Scientific classification
- Kingdom: Plantae
- Clade: Embryophytes
- Clade: Tracheophytes
- Clade: Spermatophytes
- Clade: Angiosperms
- Clade: Magnoliids
- Order: Magnoliales
- Family: Magnoliaceae
- Genus: Magnolia
- Section: Magnolia sect. Talauma
- Subsection: Magnolia subsect. Dugandiodendron
- Species: M. ptaritepuiana
- Binomial name: Magnolia ptaritepuiana Steyerm. (1951)
- Synonyms: Dugandiodendron ptaritepuianum (Steyerm.) Lozano (1975); Dugandiodendron roraimae (Steyerm.) Sima & Hong Yu (2021); Magnolia roraimae Steyerm. (1951);

= Magnolia ptaritepuiana =

- Genus: Magnolia
- Species: ptaritepuiana
- Authority: Steyerm. (1951)
- Conservation status: EN
- Synonyms: Dugandiodendron ptaritepuianum (Steyerm.) Lozano (1975), Dugandiodendron roraimae (Steyerm.) Sima & Hong Yu (2021), Magnolia roraimae Steyerm. (1951)
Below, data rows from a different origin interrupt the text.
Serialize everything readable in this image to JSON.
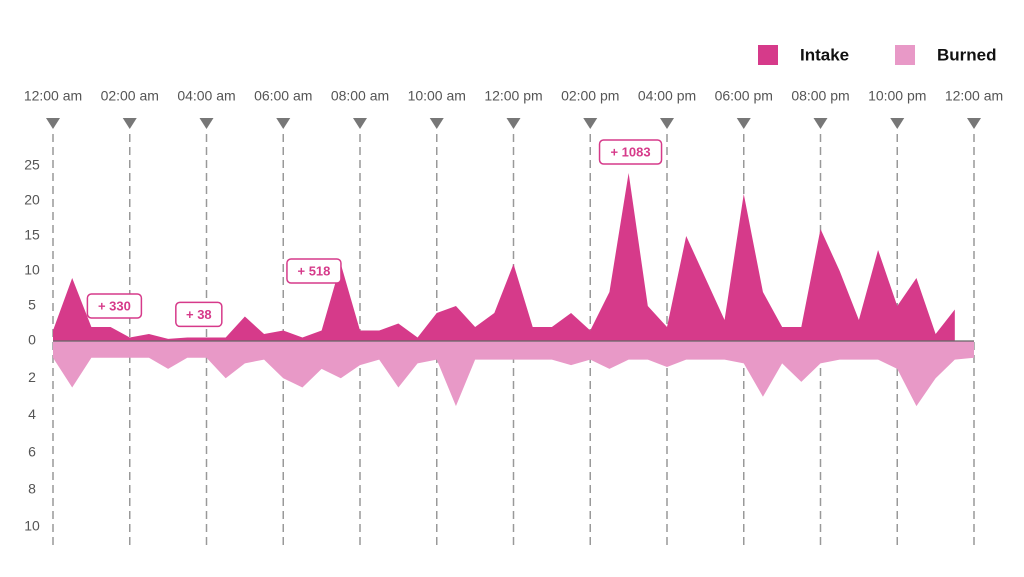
{
  "chart_data": {
    "type": "area",
    "x": [
      0,
      0.5,
      1,
      1.5,
      2,
      2.5,
      3,
      3.5,
      4,
      4.5,
      5,
      5.5,
      6,
      6.5,
      7,
      7.5,
      8,
      8.5,
      9,
      9.5,
      10,
      10.5,
      11,
      11.5,
      12,
      12.5,
      13,
      13.5,
      14,
      14.5,
      15,
      15.5,
      16,
      16.5,
      17,
      17.5,
      18,
      18.5,
      19,
      19.5,
      20,
      20.5,
      21,
      21.5,
      22,
      22.5,
      23,
      23.5,
      24
    ],
    "xlim": [
      0,
      24
    ],
    "xticks": [
      {
        "value": 0,
        "label": "12:00 am"
      },
      {
        "value": 2,
        "label": "02:00 am"
      },
      {
        "value": 4,
        "label": "04:00 am"
      },
      {
        "value": 6,
        "label": "06:00 am"
      },
      {
        "value": 8,
        "label": "08:00 am"
      },
      {
        "value": 10,
        "label": "10:00 am"
      },
      {
        "value": 12,
        "label": "12:00 pm"
      },
      {
        "value": 14,
        "label": "02:00 pm"
      },
      {
        "value": 16,
        "label": "04:00 pm"
      },
      {
        "value": 18,
        "label": "06:00 pm"
      },
      {
        "value": 20,
        "label": "08:00 pm"
      },
      {
        "value": 22,
        "label": "10:00 pm"
      },
      {
        "value": 24,
        "label": "12:00 am"
      }
    ],
    "ylim": [
      0,
      25
    ],
    "yticks": [
      0,
      5,
      10,
      15,
      20,
      25
    ],
    "y2lim": [
      0,
      10
    ],
    "y2ticks": [
      2,
      4,
      6,
      8,
      10
    ],
    "legend": "top-right",
    "series": [
      {
        "name": "Intake",
        "color": "#d63a8a",
        "values": [
          1.5,
          9,
          2,
          2,
          0.5,
          1,
          0.3,
          0.5,
          0.5,
          0.5,
          3.5,
          1,
          1.5,
          0.5,
          1.5,
          11,
          1.5,
          1.5,
          2.5,
          0.5,
          4,
          5,
          2,
          4,
          11,
          2,
          2,
          4,
          1.5,
          7,
          24,
          5,
          2,
          15,
          9,
          3,
          21,
          7,
          2,
          2,
          16,
          10,
          3,
          13,
          5,
          9,
          1,
          4.5,
          null
        ]
      },
      {
        "name": "Burned",
        "color": "#e899c7",
        "axis": "y2",
        "values": [
          0.9,
          2.5,
          0.9,
          0.9,
          0.9,
          0.9,
          1.5,
          0.9,
          0.9,
          2,
          1.2,
          1,
          2,
          2.5,
          1.5,
          2,
          1.3,
          1,
          2.5,
          1.2,
          1,
          3.5,
          1,
          1,
          1,
          1,
          1,
          1.3,
          1,
          1.5,
          1,
          1,
          1.4,
          1,
          1,
          1,
          1.2,
          3,
          1.2,
          2.2,
          1.2,
          1,
          1,
          1,
          1.5,
          3.5,
          2,
          1,
          0.9
        ]
      }
    ],
    "annotations": [
      {
        "text": "+ 330",
        "x": 1.6,
        "y": 5
      },
      {
        "text": "+ 38",
        "x": 3.8,
        "y": 3.8
      },
      {
        "text": "+ 518",
        "x": 6.8,
        "y": 10
      },
      {
        "text": "+ 1083",
        "x": 15.05,
        "y": 27
      }
    ]
  }
}
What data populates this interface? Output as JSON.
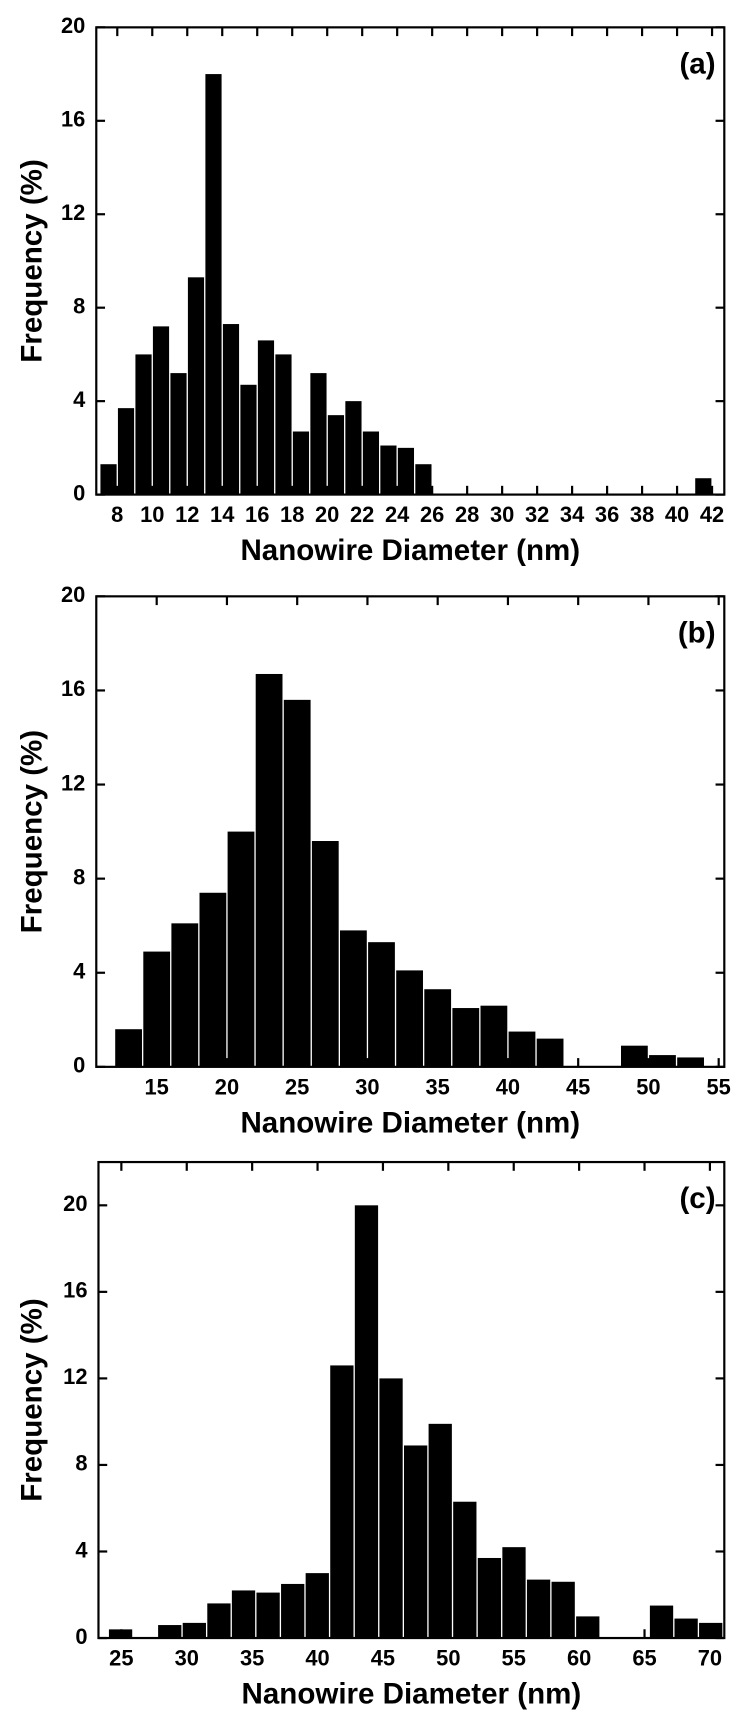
{
  "chart_data": [
    {
      "type": "histogram",
      "annotation": "(a)",
      "x_label": "Nanowire Diameter (nm)",
      "y_label": "Frequency (%)",
      "color": "#000000",
      "bins": [
        7,
        8,
        9,
        10,
        11,
        12,
        13,
        14,
        15,
        16,
        17,
        18,
        19,
        20,
        21,
        22,
        23,
        24,
        25,
        26,
        27,
        28,
        29,
        30,
        31,
        32,
        33,
        34,
        35,
        36,
        37,
        38,
        39,
        40,
        41,
        42
      ],
      "values": [
        1.3,
        3.7,
        6.0,
        7.2,
        5.2,
        9.3,
        18.0,
        7.3,
        4.7,
        6.6,
        6.0,
        2.7,
        5.2,
        3.4,
        4.0,
        2.7,
        2.1,
        2.0,
        1.3,
        0,
        0,
        0,
        0,
        0,
        0,
        0,
        0,
        0,
        0,
        0,
        0,
        0,
        0,
        0,
        0.7
      ],
      "xlim": [
        6.8,
        42.7
      ],
      "ylim": [
        0,
        20
      ],
      "xticks": [
        8,
        10,
        12,
        14,
        16,
        18,
        20,
        22,
        24,
        26,
        28,
        30,
        32,
        34,
        36,
        38,
        40,
        42
      ],
      "yticks": [
        0,
        4,
        8,
        12,
        16,
        20
      ]
    },
    {
      "type": "histogram",
      "annotation": "(b)",
      "x_label": "Nanowire Diameter (nm)",
      "y_label": "Frequency (%)",
      "color": "#000000",
      "bins": [
        12,
        14,
        16,
        18,
        20,
        22,
        24,
        26,
        28,
        30,
        32,
        34,
        36,
        38,
        40,
        42,
        44,
        46,
        48,
        50,
        52,
        54
      ],
      "values": [
        1.6,
        4.9,
        6.1,
        7.4,
        10.0,
        16.7,
        15.6,
        9.6,
        5.8,
        5.3,
        4.1,
        3.3,
        2.5,
        2.6,
        1.5,
        1.2,
        0,
        0,
        0.9,
        0.5,
        0.4
      ],
      "xlim": [
        10.7,
        55.4
      ],
      "ylim": [
        0,
        20
      ],
      "xticks": [
        15,
        20,
        25,
        30,
        35,
        40,
        45,
        50,
        55
      ],
      "yticks": [
        0,
        4,
        8,
        12,
        16,
        20
      ]
    },
    {
      "type": "histogram",
      "annotation": "(c)",
      "x_label": "Nanowire Diameter (nm)",
      "y_label": "Frequency (%)",
      "color": "#000000",
      "bins": [
        24,
        25.88,
        27.76,
        29.64,
        31.52,
        33.4,
        35.28,
        37.16,
        39.04,
        40.92,
        42.8,
        44.68,
        46.56,
        48.44,
        50.32,
        52.2,
        54.08,
        55.96,
        57.84,
        59.72,
        61.6,
        63.48,
        65.36,
        67.24,
        69.12,
        71
      ],
      "values": [
        0.4,
        0,
        0.6,
        0.7,
        1.6,
        2.2,
        2.1,
        2.5,
        3.0,
        12.6,
        20.0,
        12.0,
        8.9,
        9.9,
        6.3,
        3.7,
        4.2,
        2.7,
        2.6,
        1.0,
        0,
        0,
        1.5,
        0.9,
        0.7
      ],
      "xlim": [
        23.25,
        71.1
      ],
      "ylim": [
        0,
        22
      ],
      "xticks": [
        25,
        30,
        35,
        40,
        45,
        50,
        55,
        60,
        65,
        70
      ],
      "yticks": [
        0,
        4,
        8,
        12,
        16,
        20
      ]
    }
  ]
}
Species of flowering plant

Magnolia ptaritepuiana is a species of flowering plant in the family Magnoliaceae. It is endemic to the tepuis, flat-topped mountains in southern Venezuela and southwestern Guyana.

==Description==
Magnolia ptaritepuiana is a tree which grows up to 20 meters tall.

==Range and habitat==
Magnolia ptaritepuiana is known from five locations, including on the Ptari-tepui, Mount Roraima, and Sierra de Maigualida in southern Venezuela, and in the adjacent Cuyuni-Mazaruni region of Guyana. The species' estimated area of occupancy (AOO) is 16 km^{2} and its estimated extent of occurrence (EOO) is 28,853.27 km^{2}.

It grows in dense montane tepui forests on sandstone soils, together with species of Vismia and Euterpe, between 1,600 and 2,300 meters elevation.

==Conservation==
The species' conservation status is assessed as endangered. It has a limited range, and is threatened with habitat loss and degradation from mining and poorly controlled tourism. Accelerating climate change could disrupt the montane climate of its native region and further endanger the species.